Özellikle sosyalist cenahtan olup da “boykot”çuları “gizli evet” demekle, “ha-vet” demekle itham edenlere gelince: Öncelikle, boykotçuluk “utangaç evet” anlamına gelir biçimindeki algının son derece problemli olduğunu belirtmek gerekiyor. Birileri evet diyorsa bunun anlamı açıktır: “Evet, tarafım”. Birileri hayır diyorsa, bunun da anlamı açıktır: “Hayır, taraf değilim” ve nihayet birileri boykot diyorsa, en az diğerleri kadar bunun da anlamı açıktır: “Boykot ediyorum, dayattığınız gündeme eklemlenmeyi reddediyorum”. Bir diğer ifade ile, ortadaki üç görüşten üçünün de deklerasyonlarını ya da politik pozisyonlarını gerekçelendirme biçimlerini dikkate almaksızın yapılan bu tür değerlendirmeler, niyet okumanın ötesine geçmez. Sosyalistler arasında ihtiyaç olanın ise, niyet okumak ya da “gizli gündem” aramak değil, gerekçeleri tartışmak olduğu malum.

“Boykotçular”ı “evet”i desteklemekle suçlayanların argümanlarından birisi de “boykot”un matematiksel olarak hayır oylarının oranını azaltacak olması. Bu tür bir değerlendirmenin, herşeyden önce, “genel seçimlerde sosyalistlere oy vermek CHP’nin oylarını böler” gibisine bir akıl yürütme ile paralel olduğunu belirtmek gerekiyor. Öte yandan, Genel Kurmay Başkanı’nın ya da ve Devlet Bahçeli’nin oyunun hayır olmasından yola çıkarak, “hayır” diyenlerin tümünü bir kefeye koyup, bunlar ile özdeşleştirmek ne ise, öteki de o oluyor aslına bakılırsa. Ama ne bu doğru bir akıl yürütme biçimi ne de bunun bir başka versiyonu olan “gizli evet” iddiası.

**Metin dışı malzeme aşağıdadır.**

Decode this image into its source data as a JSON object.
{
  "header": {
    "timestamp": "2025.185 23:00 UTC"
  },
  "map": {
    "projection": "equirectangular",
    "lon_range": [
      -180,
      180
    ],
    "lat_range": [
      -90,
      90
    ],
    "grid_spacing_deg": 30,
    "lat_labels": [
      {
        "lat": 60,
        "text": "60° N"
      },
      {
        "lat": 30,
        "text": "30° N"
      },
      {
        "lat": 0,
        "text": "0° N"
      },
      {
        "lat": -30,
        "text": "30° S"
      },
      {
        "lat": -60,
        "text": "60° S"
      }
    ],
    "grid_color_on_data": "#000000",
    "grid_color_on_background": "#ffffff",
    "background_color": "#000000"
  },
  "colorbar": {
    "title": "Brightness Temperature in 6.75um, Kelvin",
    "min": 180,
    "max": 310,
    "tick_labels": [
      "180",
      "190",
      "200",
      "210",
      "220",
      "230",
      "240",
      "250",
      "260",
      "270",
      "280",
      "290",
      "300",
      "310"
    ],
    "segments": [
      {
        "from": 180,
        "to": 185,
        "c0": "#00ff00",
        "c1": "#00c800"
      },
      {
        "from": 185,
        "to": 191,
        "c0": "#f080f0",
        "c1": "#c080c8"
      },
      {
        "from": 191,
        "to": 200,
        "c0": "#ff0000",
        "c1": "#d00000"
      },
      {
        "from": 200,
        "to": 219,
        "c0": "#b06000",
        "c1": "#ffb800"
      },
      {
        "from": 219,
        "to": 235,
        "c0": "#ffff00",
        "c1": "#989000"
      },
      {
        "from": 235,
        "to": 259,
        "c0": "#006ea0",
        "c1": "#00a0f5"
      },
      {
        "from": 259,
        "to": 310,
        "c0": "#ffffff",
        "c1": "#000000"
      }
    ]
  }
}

Peki gerçekten öyle mi? Yani boykotçular gizliden gizliden “evet”i mi destekliyor? Başbakan’ın referandum süreci başladığından bu yana neredeyse hergün, boykot propagandası yapan BDP’yi MHP ve CHP’nin yanına koyarak, “şer cephesi” der gibi bir ton ile “bunlar hayır cephesi” demesine bakılırsa onlar pek böyle düşünmüyor. Başbakan’ın Samanyolu’ndan aktarılan bir konuşmasından:

CHP'nin, MHP'nin, BDP'nin yönetimleri tabanlarının sesine kulak vermiyor. Kendilerine oy vermiş kitlelerin derdine kulak vermiyor. Onlar milli iradenin söz sahibi olmasına değil, vesayetçi anlayın devam etmesini istiyorlar... [1]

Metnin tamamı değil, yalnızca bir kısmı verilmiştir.